New York, New Jersey, Connecticut join lawsuit over Trump's emergency declaration

Now that 16 states have filed their lawsuit challenging the president's emergency declaration, the scene is set for what will be a lengthy court battle over the fate of the border wall.

President Trump is predicting an easy victory in a case that's anything but simple. He said he has an "absolute right" to declare a national emergency.

"I actually think we might do very well even in the 9th Circuit because it's an open-and-closed case," Trump said.

New York, New Jersey, and Connecticut are among the 16 states arguing in San Francisco federal court that no emergency exists, citing the president's own words from last Friday when he said, "I could do the wall over a longer period of time—I didn't need to do this—but I'd rather do it much faster."
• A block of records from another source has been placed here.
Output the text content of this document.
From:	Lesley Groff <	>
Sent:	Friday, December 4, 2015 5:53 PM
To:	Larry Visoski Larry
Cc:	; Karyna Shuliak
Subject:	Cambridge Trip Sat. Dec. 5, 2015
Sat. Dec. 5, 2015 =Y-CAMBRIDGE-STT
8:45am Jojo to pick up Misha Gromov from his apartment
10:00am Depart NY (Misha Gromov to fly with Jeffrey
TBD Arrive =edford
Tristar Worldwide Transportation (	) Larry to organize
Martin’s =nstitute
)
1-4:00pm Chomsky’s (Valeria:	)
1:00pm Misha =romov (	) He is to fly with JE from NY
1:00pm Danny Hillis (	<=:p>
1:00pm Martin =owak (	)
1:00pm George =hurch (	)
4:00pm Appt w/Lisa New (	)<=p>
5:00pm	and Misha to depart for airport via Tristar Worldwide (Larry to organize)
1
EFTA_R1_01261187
But Professor Steve Vladeck of the University of Texas at Austin School of Law said that those comments may be beside the point.

"It's probably not going to be about his individual statements so much as whether these specific statutes he's using and the specific authorities he's claiming he's able to access in a time of emergency actually support seizing private property, building a fence, and taking all the steps he's planning to take," Vladeck said.

The lawsuit tackles that, too, challenging the administration's intention to use $601 million from the Treasury Forfeiture Fund; up to $2.5 billion under the Department of Defense funds transferred for support for counterdrug activities; and up to $3.6 billion reallocated from Department of Defense military construction projects under the president's declaration of a national emergency.

"All of us believe that it would be harmful for our citizens to have more than $8 billion taken away from the projects and services that we expect our taxpayer dollars to be used for," California Attorney General Xavier Becerra said.

But on Friday, Trump predicted he'd prevail as he did last summer with his travel ban.

"We'll end up in the Supreme Court and then hopefully we'll get a fair shake," Trump said, "and we'll win in the Supreme Court just like the ban."

Vladeck, though, said neither side should be too sure how this case will shake out.

"We're in uncharted waters and anyone who thinks they know how this is going to end has something to sell us," Vladeck said.

The questions in the case aren't just about who is right on the Constitution, but also whether any of the states suing the president have yet been injured by his action.